The Islamic banks are based on PLS (profit and loss sharing) principle and Shari’ah compliance and showed more resilience in 2008 financial crisis. It was due to asset-based financing. But the problem of fractional reserve system is also existing in Islamic banks.

Asad Zaman (2014)[68] and Zubair Hassan (2009)[69] have pointed out such important issues in their writings, like the fractional reserve system but unfortunately the Islamic banking practices have been on the same pattern. The legal practice of Shari’ah in Islamic banks will not make much difference if the foundational structure of the money has not been rectified. The Shariah governance has a great honour and a significant role in Islamic financial institutions and it is the moral and religious obligation of those who are responsible for Shariah compliance to ensure the Islamic rulings are not nullified.

Conclusion

The article is purely theoretical and comparative analysis of two divergent approaches. It is related with the nature and role of money, the impact of money and its role on the financial sector and creating fluctuations in the economy. However, based on the discourse of the previous studies, the author of the research paper has attempted to develop the argument that:

  1. The invention of money is a great achievement in economics, but its role is to serve the humanity by facilitating the trade and commercial transactions. It is a means to achieve the objective. Whenever money is used as a commodity and traded for itself, it creates bubbles and a fake economy which may burst into financial crisis.
  2. There is a dire need to change the current role of money, and hence, also the monetary and banking and financial systems. The abolition of riba is not the only requirement of Islamic banking system. The replication of conventional system will not make it Islamic unless the Shari’ah based and Shari’ah compliance both are realised.
  3. The revealed knowledge of the Quran and Sunnah can play a significant role in finding out the solutions of these problems which repeatedly are causing distortion in global economy.

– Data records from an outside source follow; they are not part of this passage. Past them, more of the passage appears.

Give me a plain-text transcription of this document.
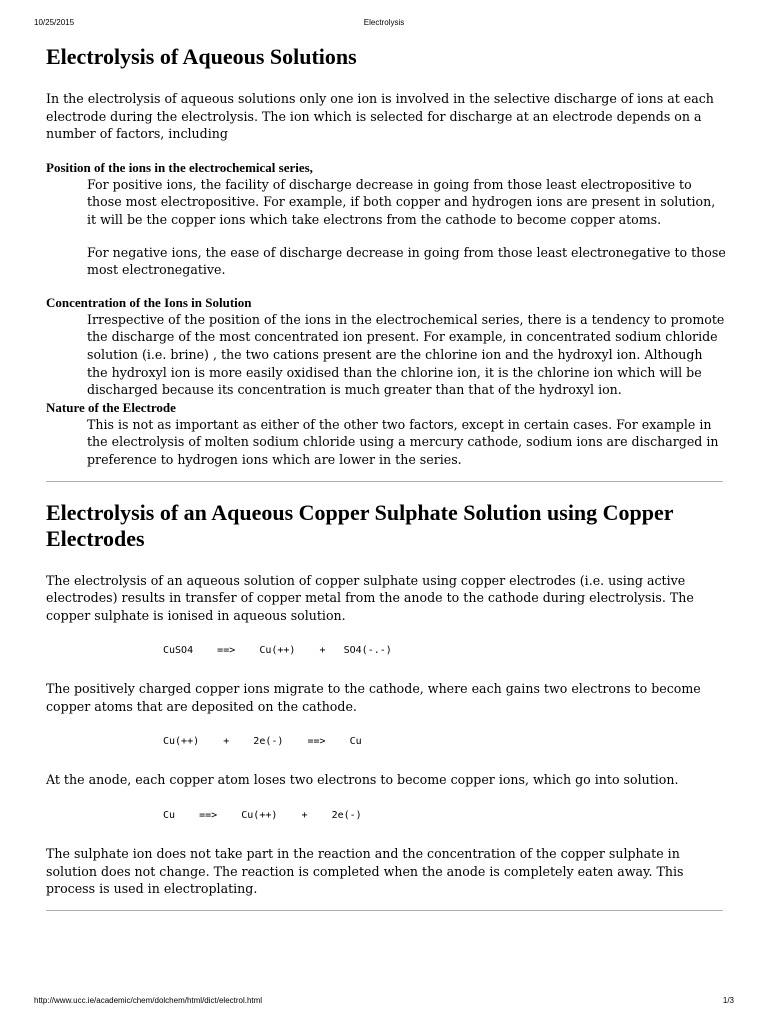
10/25/2015	Electrolysis
Electrolysis of Aqueous Solutions

In the electrolysis of aqueous solutions only one ion is involved in the selective discharge of ions at each electrode during the electrolysis. The ion which is selected for discharge at an electrode depends on a number of factors, including

Position of the ions in the electrochemical series,

For positive ions, the facility of discharge decrease in going from those least electropositive to those most electropositive. For example, if both copper and hydrogen ions are present in solution, it will be the copper ions which take electrons from the cathode to become copper atoms.

For negative ions, the ease of discharge decrease in going from those least electronegative to those most electronegative.

Concentration of the Ions in Solution

Irrespective of the position of the ions in the electrochemical series, there is a tendency to promote the discharge of the most concentrated ion present. For example, in concentrated sodium chloride solution (i.e. brine) , the two cations present are the chlorine ion and the hydroxyl ion. Although the hydroxyl ion is more easily oxidised than the chlorine ion, it is the chlorine ion which will be discharged because its concentration is much greater than that of the hydroxyl ion.

Nature of the Electrode

This is not as important as either of the other two factors, except in certain cases. For example in the electrolysis of molten sodium chloride using a mercury cathode, sodium ions are discharged in preference to hydrogen ions which are lower in the series.

Electrolysis of an Aqueous Copper Sulphate Solution using Copper Electrodes

The electrolysis of an aqueous solution of copper sulphate using copper electrodes (i.e. using active electrodes) results in transfer of copper metal from the anode to the cathode during electrolysis. The copper sulphate is ionised in aqueous solution.

CuSO4    ==>    Cu(++)    +   SO4(-.-)

The positively charged copper ions migrate to the cathode, where each gains two electrons to become copper atoms that are deposited on the cathode.

Cu(++)    +    2e(-)    ==>    Cu

At the anode, each copper atom loses two electrons to become copper ions, which go into solution.

Cu    ==>    Cu(++)    +    2e(-)

The sulphate ion does not take part in the reaction and the concentration of the copper sulphate in solution does not change. The reaction is completed when the anode is completely eaten away. This process is used in electroplating.

http://www.ucc.ie/academic/chem/dolchem/html/dict/electrol.html	1/3
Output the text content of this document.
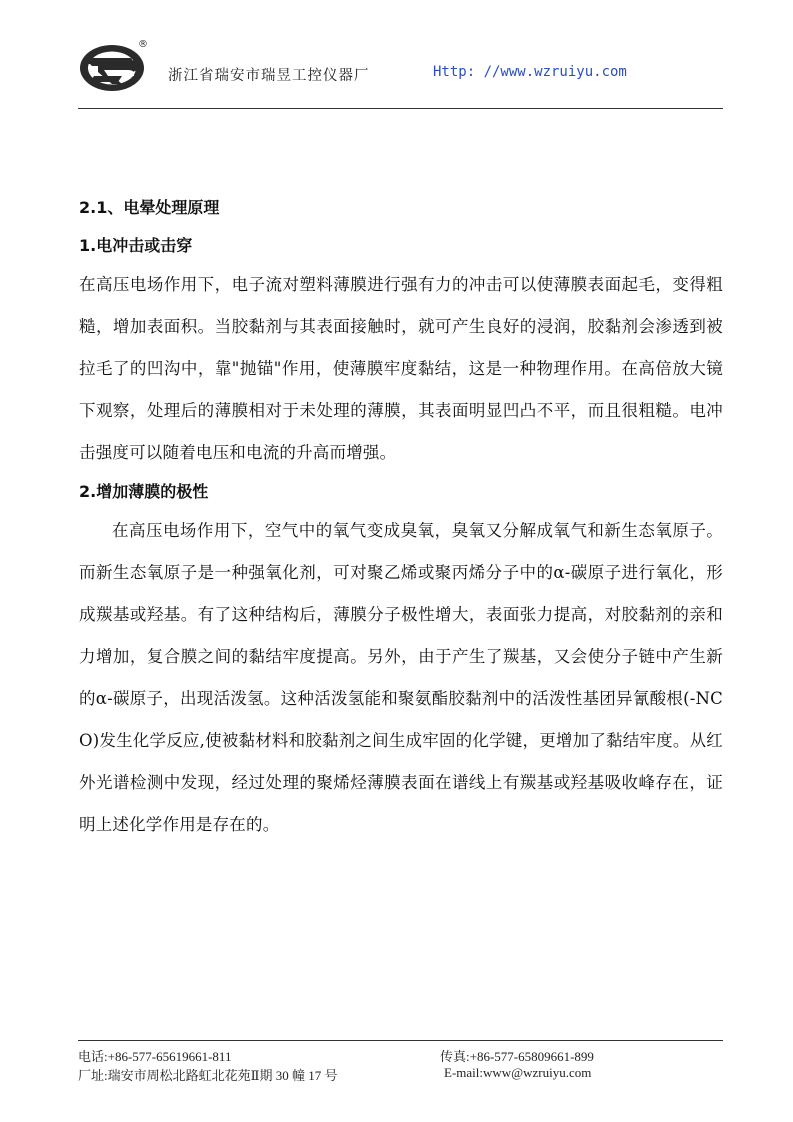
®
浙江省瑞安市瑞昱工控仪器厂	Http: //www.wzruiyu.com
2.1、电晕处理原理
1.电冲击或击穿

在高压电场作用下，电子流对塑料薄膜进行强有力的冲击可以使薄膜表面起毛，变得粗糙，增加表面积。当胶黏剂与其表面接触时，就可产生良好的浸润，胶黏剂会渗透到被拉毛了的凹沟中，靠"抛锚"作用，使薄膜牢度黏结，这是一种物理作用。在高倍放大镜下观察，处理后的薄膜相对于未处理的薄膜，其表面明显凹凸不平，而且很粗糙。电冲击强度可以随着电压和电流的升高而增强。

2.增加薄膜的极性

在高压电场作用下，空气中的氧气变成臭氧，臭氧又分解成氧气和新生态氧原子。而新生态氧原子是一种强氧化剂，可对聚乙烯或聚丙烯分子中的α-碳原子进行氧化，形成羰基或羟基。有了这种结构后，薄膜分子极性增大，表面张力提高，对胶黏剂的亲和力增加，复合膜之间的黏结牢度提高。另外，由于产生了羰基，又会使分子链中产生新的α-碳原子，出现活泼氢。这种活泼氢能和聚氨酯胶黏剂中的活泼性基团异氰酸根(-NCO)发生化学反应,使被黏材料和胶黏剂之间生成牢固的化学键，更增加了黏结牢度。从红外光谱检测中发现，经过处理的聚烯烃薄膜表面在谱线上有羰基或羟基吸收峰存在，证明上述化学作用是存在的。

电话:+86-577-65619661-811	传真:+86-577-65809661-899
厂址:瑞安市周松北路虹北花苑Ⅱ期 30 幢 17 号	E-mail:www@wzruiyu.com
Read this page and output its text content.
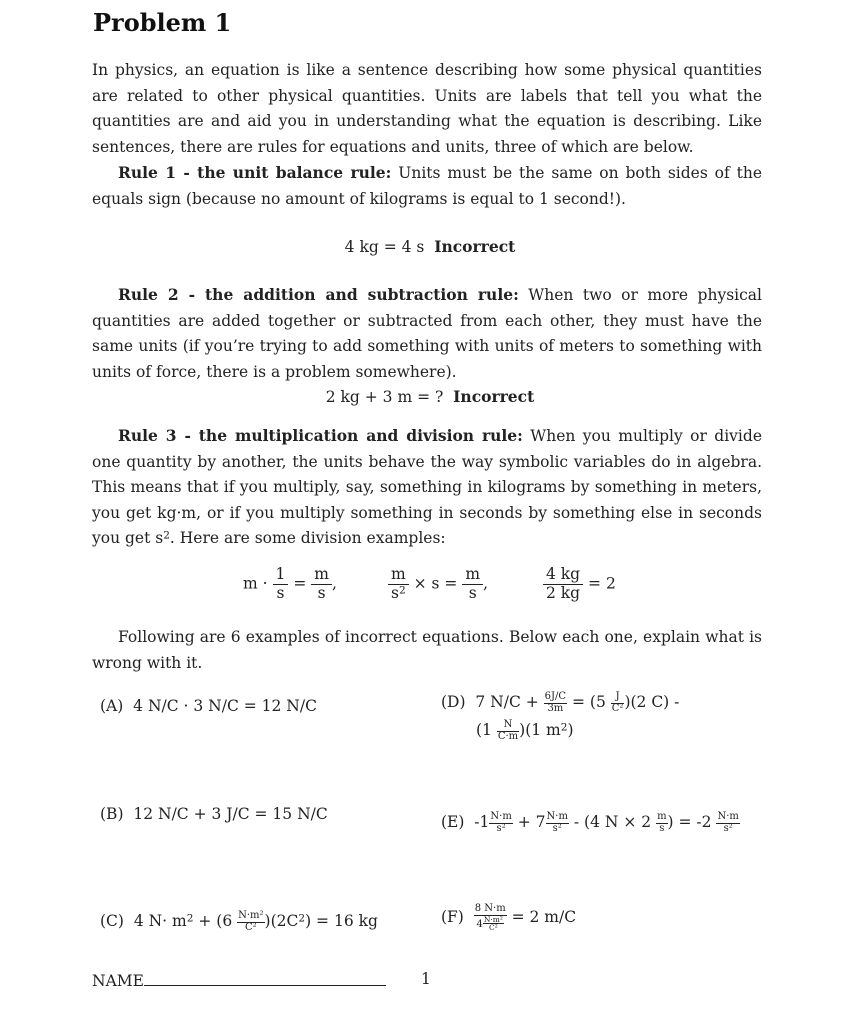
Problem 1

In physics, an equation is like a sentence describing how some physical quantities are related to other physical quantities. Units are labels that tell you what the quantities are and aid you in understanding what the equation is describing. Like sentences, there are rules for equations and units, three of which are below.

Rule 1 - the unit balance rule: Units must be the same on both sides of the equals sign (because no amount of kilograms is equal to 1 second!).

4 kg = 4 s Incorrect

Rule 2 - the addition and subtraction rule: When two or more physical quantities are added together or subtracted from each other, they must have the same units (if you’re trying to add something with units of meters to something with units of force, there is a problem somewhere).

2 kg + 3 m = ? Incorrect

Rule 3 - the multiplication and division rule: When you multiply or divide one quantity by another, the units behave the way symbolic variables do in algebra. This means that if you multiply, say, something in kilograms by something in meters, you get kg·m, or if you multiply something in seconds by something else in seconds you get $s^2$. Here are some division examples:

$m \cdot \frac{1}{s} = \frac{m}{s}$ ,	$\frac{m}{s^2} \times s = \frac{m}{s}$ ,	$\frac{4 kg}{2 kg} = 2$

Following are 6 examples of incorrect equations. Below each one, explain what is wrong with it.

(A) 4 N/C · 3 N/C = 12 N/C	(D) 7 $N/C + \frac{6J/C}{3m} = (5 \frac{J}{\text{C²}} )(2$ C) -
$(1 \frac{N}{C\cdot m} )(1$ $m^2$)
(B) 12 N/C + 3 J/C = 15 N/C	(E) $-1 \frac{N\cdot m}{\text{s²}} + 7 \frac{N\cdot m}{\text{s²}} - (4$ $N \times 2 \frac{m}{s}$ ) = $-2 \frac{N\cdot m}{\text{s²}}$
(C) 4 $N\cdot m^2 + (6 \frac{\text{N·m²}}{\text{C²}} )(2C^2) = 16$ kg	$(F) \frac{8 N\cdot m}{4 \frac{\text{N·m²}}{\text{C²}}} = 2$ m/C
NAME	1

The human intellect is a great blessing of Allah (SWT), but it needs the guidance from the revealed knowledge.

Recommendations

Based on the discussion and conclusion of the article, the author suggests the following recommendations.* Money has to be used as a medium of exchange and standard of value and should not be used as a tradable commodity because it cannot satisfy any materialistic human wants directly, like food, etc. It can only be used in exchange to get those commodities which satisfy human wants.

  • Commercial banks should not be allowed to practise on the basis of fractional reserve system. Instead, the hundred percent reserve system has to be applied for stable and smooth banking operations.
  • The supply of money has to be controlled by the government; either a monetary authority or a central bank, and it should not be given in the hands of commercial banks in terms of credit creation or unknown sources as in case of cryptocurrencies.
  • It is recommended to keep a separation between investment banking and commercial banking institutions.
  • The banking and financial institutions are recommended to run their business on profit and loss sharing, rather than trading money as a tradable commodity and selling the debts on the basis of securitization and causing credit bubble and candyfloss economies.